The combination of these results suggests that size does not ‘mediate’ the relationship between productivity and wages in the service sector. When looking at data going beyond manufacturing, the ‘size-wage premium’ becomes instead a ‘productivity-wage premium’.
In an extended version of this study (Berlingieri et al. 2018b), we investigate whether existing explanations for the size premium can fully account for our findings. In particular, we control for firm age, capital intensity, skill and knowledge intensity, and industry concentration, allowing for a differential effect of these variables across size classes and industries.
As found in the literature, we confirm that these variables can explain some of the size premium found in manufacturing, but they do not fully account for it. In addition, and of particular importance for our focus, we find that they cannot fully explain the significant differential size premium between manufacturing and services.
Bringing inclusivity to productivity
These results have first-order policy implications for both workers and firms.
The traditional paradigm of a manufacturing economy, in which the most productive firms were also the largest and therefore shared the benefits of their high productivity with a very large number of workers, seems to have shifted in today’s service economy.

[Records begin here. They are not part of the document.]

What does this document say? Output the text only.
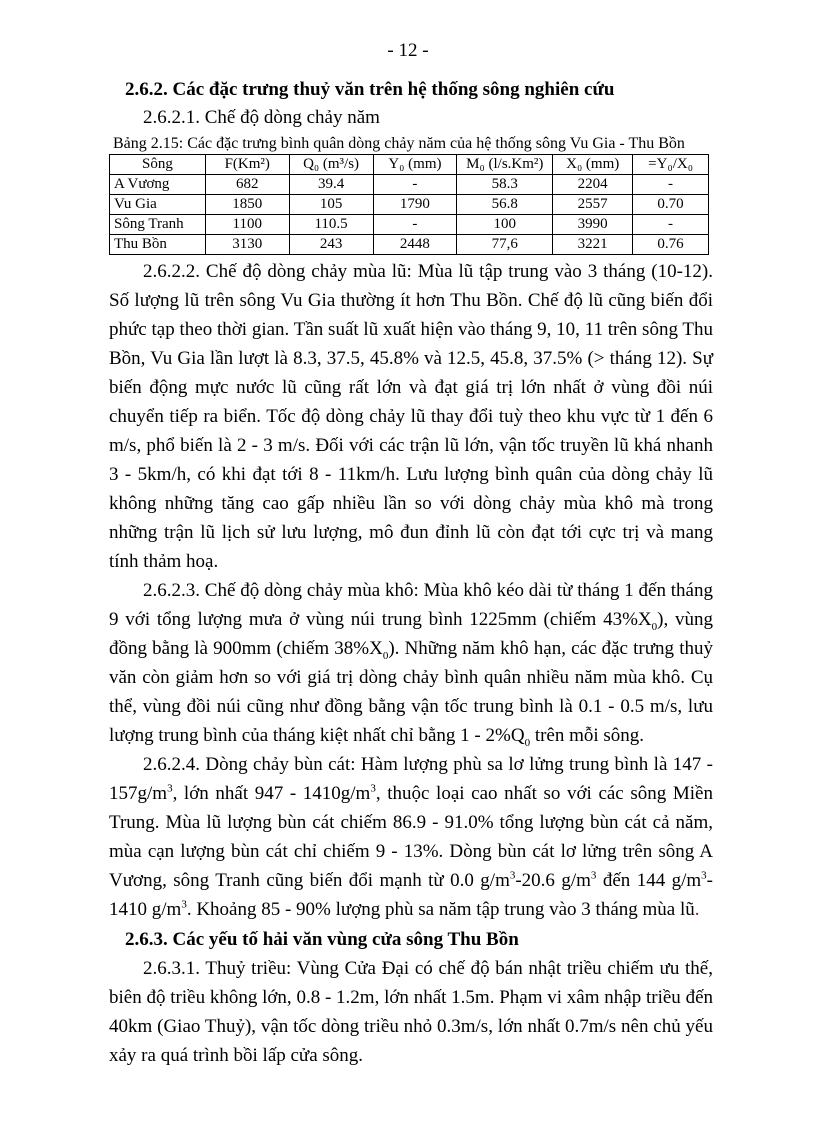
- 12 -
2.6.2. Các đặc trưng thuỷ văn trên hệ thống sông nghiên cứu
2.6.2.1. Chế độ dòng chảy năm
Bảng 2.15: Các đặc trưng bình quân dòng chảy năm của hệ thống sông Vu Gia - Thu Bồn
Sông	F(Km²)	Q₀ (m³/s)	Y₀ (mm)	M₀ (l/s.Km²)	X₀ (mm)	=Y₀/X₀
A Vương	682	39.4	-	58.3	2204	-
Vu Gia	1850	105	1790	56.8	2557	0.70
Sông Tranh	1100	110.5	-	100	3990	-
Thu Bồn	3130	243	2448	77,6	3221	0.76

2.6.2.2. Chế độ dòng chảy mùa lũ: Mùa lũ tập trung vào 3 tháng (10-12). Số lượng lũ trên sông Vu Gia thường ít hơn Thu Bồn. Chế độ lũ cũng biến đổi phức tạp theo thời gian. Tần suất lũ xuất hiện vào tháng 9, 10, 11 trên sông Thu Bồn, Vu Gia lần lượt là 8.3, 37.5, 45.8% và 12.5, 45.8, 37.5% (> tháng 12). Sự biến động mực nước lũ cũng rất lớn và đạt giá trị lớn nhất ở vùng đồi núi chuyển tiếp ra biển. Tốc độ dòng chảy lũ thay đổi tuỳ theo khu vực từ 1 đến 6 m/s, phổ biến là 2 - 3 m/s. Đối với các trận lũ lớn, vận tốc truyền lũ khá nhanh 3 - 5km/h, có khi đạt tới 8 - 11km/h. Lưu lượng bình quân của dòng chảy lũ không những tăng cao gấp nhiều lần so với dòng chảy mùa khô mà trong những trận lũ lịch sử lưu lượng, mô đun đỉnh lũ còn đạt tới cực trị và mang tính thảm hoạ.

2.6.2.3. Chế độ dòng chảy mùa khô: Mùa khô kéo dài từ tháng 1 đến tháng 9 với tổng lượng mưa ở vùng núi trung bình 1225mm (chiếm $43\%X_0$), vùng đồng bằng là 900mm (chiếm $38\%X_0$). Những năm khô hạn, các đặc trưng thuỷ văn còn giảm hơn so với giá trị dòng chảy bình quân nhiều năm mùa khô. Cụ thể, vùng đồi núi cũng như đồng bằng vận tốc trung bình là 0.1 - 0.5 m/s, lưu lượng trung bình của tháng kiệt nhất chỉ bằng $1 - 2\%Q_0$ trên mỗi sông.

2.6.2.4. Dòng chảy bùn cát: Hàm lượng phù sa lơ lửng trung bình là $147 - 157g/m^3$, lớn nhất $947 - 1410g/m^3$, thuộc loại cao nhất so với các sông Miền Trung. Mùa lũ lượng bùn cát chiếm 86.9 - 91.0% tổng lượng bùn cát cả năm, mùa cạn lượng bùn cát chỉ chiếm 9 - 13%. Dòng bùn cát lơ lửng trên sông A Vương, sông Tranh cũng biến đổi mạnh từ 0.0 $g/m^3-20.6$ $g/m^3$ đến 144 $g/m^3-1410$ $g/m^3$. Khoảng 85 - 90% lượng phù sa năm tập trung vào 3 tháng mùa lũ.

2.6.3. Các yếu tố hải văn vùng cửa sông Thu Bồn

2.6.3.1. Thuỷ triều: Vùng Cửa Đại có chế độ bán nhật triều chiếm ưu thế, biên độ triều không lớn, 0.8 - 1.2m, lớn nhất 1.5m. Phạm vi xâm nhập triều đến 40km (Giao Thuỷ), vận tốc dòng triều nhỏ 0.3m/s, lớn nhất 0.7m/s nên chủ yếu xảy ra quá trình bồi lấp cửa sông.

Previous research has shown that there are large and growing productivity gaps between the most and the least productive firms, even within industries (Andrews et al. 2016, Berlingieri et al. 2017b). We add to this debate by showing that, contrary to the established ‘size-wage premium’, the most productive firms at the top are not necessarily the largest ones in terms of employment.
This fact increases the likelihood of productivity and wage gains being shared with fewer workers, which in turn increases the concerns regarding the inclusivity of the growth model of the new service economy. Policymakers might need to reflect on the potential implications that these trends have for perceived and measured inequality.